If superhero Mike Trout is upset about cheating, MLB has a huge problem. Manfred and the players union must develop new rules to manage technology. Meantime, go Amish.
Baseball spring training is probably the most over-wrought annual occurrence on the national sports calendar. In part, that’s because sportswriters traveling from lousy winter climates become deliriously rhapsodic when struck by warm sunshine in Arizona and Florida.
Their work strains to convey significance upon the daily developments, pushing back against the irresistible fact that the mammoth 162-game regular season will render moot nearly all trends or conclusions identified in February and March.
The pointlessness is particularly true for those who follow teams such as the Mariners and perhaps a dozen others that already have opted out of championship contention. Since these teams plan to offer extended spring training for the entire season, they can only hope some media and fans buy into the notion of stockpiling fresh baseball ordnance for contention in unspecified years distant.
But this spring, something highly unusual is happening. Major League Baseball is making serious news by bringing a pox upon itself.
The pox has nothing to do with the more traditional open wounds over gambling, performance-enhancing drugs, or how to share the game’s billions between owners and players.
It has to do with how to play the game the right way, and how baseball deals when it doesn’t happen.
The simplest measure of the depth and breadth of the division over a fundamental principle emerged Monday when Mike Trout felt compelled to say something bad about baseball and some of its players.
I couldn’t have been more shocked if Metallica hired Mariners broadcaster Rick Rizzs as lead vocalist.
At his first spring training interview at Angels camp, baseball’s best player and perhaps most reticent superstar was asked about the controversy over the stealing of signs by the 2017 champion Houston Astros and MLB’s meager punishments.
“It’s sad for baseball,” he said. “It’s tough. They cheated. I don’t agree with the punishments, the players not getting anything. It was a player-driven thing. It sucks, too, because (opponents’) careers have been affected. A lot of people lost jobs. It was tough.

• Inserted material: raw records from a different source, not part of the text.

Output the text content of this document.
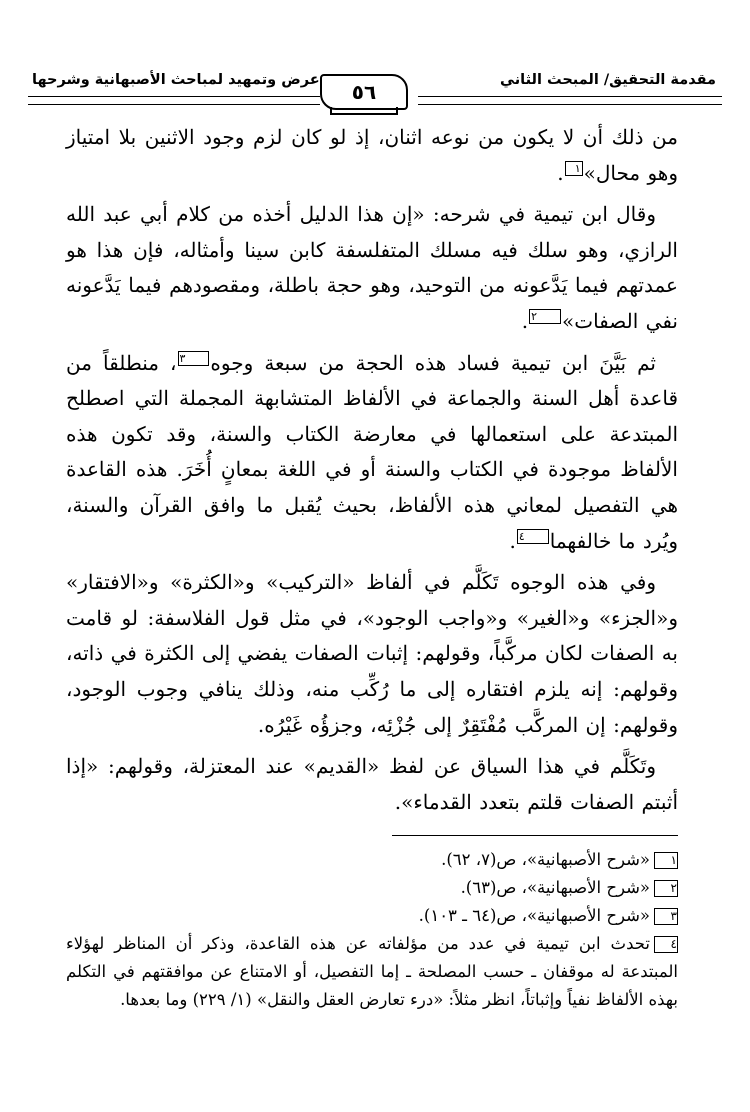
مقدمة التحقيق/ المبحث الثاني
٥٦
عرض وتمهيد لمباحث الأصبهانية وشرحها

من ذلك أن لا يكون من نوعه اثنان، إذ لو كان لزم وجود الاثنين بلا امتياز وهو محال»١.

وقال ابن تيمية في شرحه: «إن هذا الدليل أخذه من كلام أبي عبد الله الرازي، وهو سلك فيه مسلك المتفلسفة كابن سينا وأمثاله، فإن هذا هو عمدتهم فيما يَدَّعونه من التوحيد، وهو حجة باطلة، ومقصودهم فيما يَدَّعونه نفي الصفات»٢.

ثم بَيَّنَ ابن تيمية فساد هذه الحجة من سبعة وجوه٣، منطلقاً من قاعدة أهل السنة والجماعة في الألفاظ المتشابهة المجملة التي اصطلح المبتدعة على استعمالها في معارضة الكتاب والسنة، وقد تكون هذه الألفاظ موجودة في الكتاب والسنة أو في اللغة بمعانٍ أُخَرَ. هذه القاعدة هي التفصيل لمعاني هذه الألفاظ، بحيث يُقبل ما وافق القرآن والسنة، ويُرد ما خالفهما٤.

وفي هذه الوجوه تَكَلَّم في ألفاظ «التركيب» و«الكثرة» و«الافتقار» و«الجزء» و«الغير» و«واجب الوجود»، في مثل قول الفلاسفة: لو قامت به الصفات لكان مركَّباً، وقولهم: إثبات الصفات يفضي إلى الكثرة في ذاته، وقولهم: إنه يلزم افتقاره إلى ما رُكِّب منه، وذلك ينافي وجوب الوجود، وقولهم: إن المركَّب مُفْتَقِرٌ إلى جُزْئِه، وجزؤُه غَيْرُه.

وتَكَلَّم في هذا السياق عن لفظ «القديم» عند المعتزلة، وقولهم: «إذا أثبتم الصفات قلتم بتعدد القدماء».

١«شرح الأصبهانية»، ص(٧، ٦٢).

٢«شرح الأصبهانية»، ص(٦٣).

٣«شرح الأصبهانية»، ص(٦٤ ـ ١٠٣).

٤تحدث ابن تيمية في عدد من مؤلفاته عن هذه القاعدة، وذكر أن المناظر لهؤلاء المبتدعة له موقفان ـ حسب المصلحة ـ إما التفصيل، أو الامتناع عن موافقتهم في التكلم بهذه الألفاظ نفياً وإثباتاً، انظر مثلاً: «درء تعارض العقل والنقل» (١/ ٢٢٩) وما بعدها.
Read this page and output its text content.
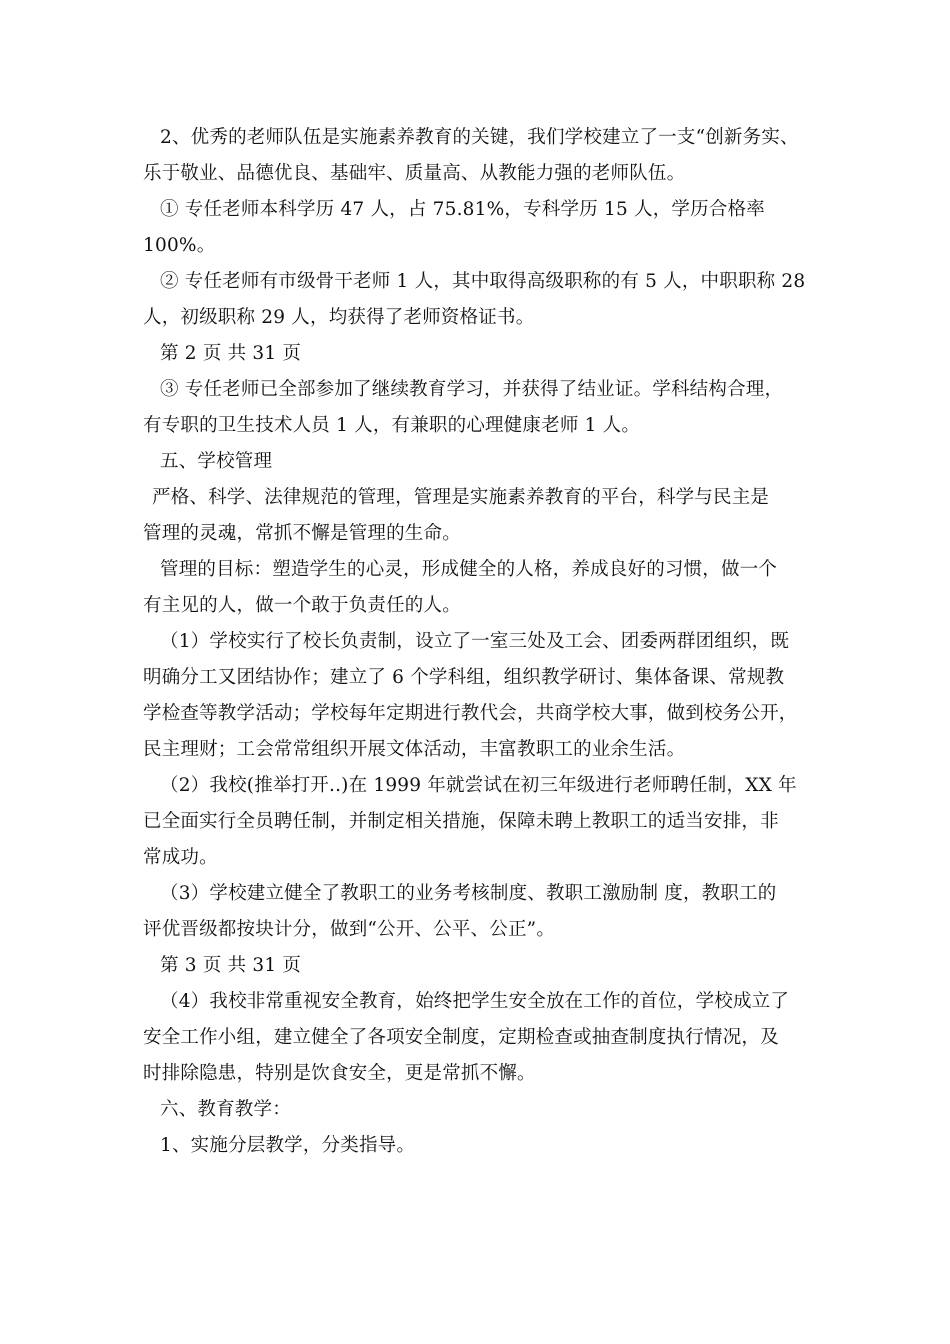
2、优秀的老师队伍是实施素养教育的关键，我们学校建立了一支“创新务实、
乐于敬业、品德优良、基础牢、质量高、从教能力强的老师队伍。
① 专任老师本科学历 47 人，占 75.81%，专科学历 15 人，学历合格率
100%。
② 专任老师有市级骨干老师 1 人，其中取得高级职称的有 5 人，中职职称 28
人，初级职称 29 人，均获得了老师资格证书。
第 2 页 共 31 页
③ 专任老师已全部参加了继续教育学习，并获得了结业证。学科结构合理，
有专职的卫生技术人员 1 人，有兼职的心理健康老师 1 人。
五、学校管理
严格、科学、法律规范的管理，管理是实施素养教育的平台，科学与民主是
管理的灵魂，常抓不懈是管理的生命。
管理的目标：塑造学生的心灵，形成健全的人格，养成良好的习惯，做一个
有主见的人，做一个敢于负责任的人。
（1）学校实行了校长负责制，设立了一室三处及工会、团委两群团组织，既
明确分工又团结协作；建立了 6 个学科组，组织教学研讨、集体备课、常规教
学检查等教学活动；学校每年定期进行教代会，共商学校大事，做到校务公开，
民主理财；工会常常组织开展文体活动，丰富教职工的业余生活。
（2）我校(推举打开..)在 1999 年就尝试在初三年级进行老师聘任制，XX 年
已全面实行全员聘任制，并制定相关措施，保障未聘上教职工的适当安排，非
常成功。
（3）学校建立健全了教职工的业务考核制度、教职工激励制 度，教职工的
评优晋级都按块计分，做到“公开、公平、公正”。
第 3 页 共 31 页
（4）我校非常重视安全教育，始终把学生安全放在工作的首位，学校成立了
安全工作小组，建立健全了各项安全制度，定期检查或抽查制度执行情况，及
时排除隐患，特别是饮食安全，更是常抓不懈。
六、教育教学：
1、实施分层教学，分类指导。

“A lot of guys lost respect for some of the guys . . . I lost some respect for some guys.”
Whoa. Trout usually treats baseball controversy like a barking Doberman. He chooses the opposite sidewalk. Clearly, this one dog he chose not to walk around.
Tellingly, he even worked up some rare humor, however sardonic.
“Me going up to the plate knowing what was coming? ” he said to reporters. “It would be fun up there.”
Even though he drew chuckles, the remark conveyed a sense of awe about how great hitters would alter baseball if MLB doesn’t get a better grip on the impact of technology on its shaky moral compass.
Trout, 28, whose prodigious resume lacks even a single playoff win, may be particularly sensitive to cavalier attitudes toward team success. But he was not alone in his condemnations. As spring training opened, Cody Bellinger, Kris Bryant, Trevor Bauer and Yu Darvish were among numerous star players outspoken about the Astros conduct, lame apologies and MLB’s wimpy response.
“I don’t know if you take the trophy away or take the rings away, but they should definitely do something,” Trout said. “I don’t know what. To cheat like that, it’s sad to see.”
Doing something is the problem, because Commissioner Rob Manfred not only lacks the stones for the feat, he compounds he angst every time he explains himself. Saturday in an interview with ESPN, Manfred casually dismissed the popular notion of vacating the Astros’ World Series title won in 2017 when the scheme was well underway.
“(MLB’s investigation) gave people a transparent account of what went on,” Manfred said. “We put (fans) in position to make their own judgments about the behavior that went on. That certainly has happened over the last month.
“The idea of an asterisk, or asking for a piece of metal back, seems like a futile act.”
A piece of metal? It’s called the Commissioner’s Trophy, fercripesakes. It the ultimate symbol of baseball success, presumptively won in an honorable manner. Vacating a championship, done in other sports, including the Olympics, for dishonorable behavior, is a gesture that memorializes the misdeeds for future generations. Hardly a futile act.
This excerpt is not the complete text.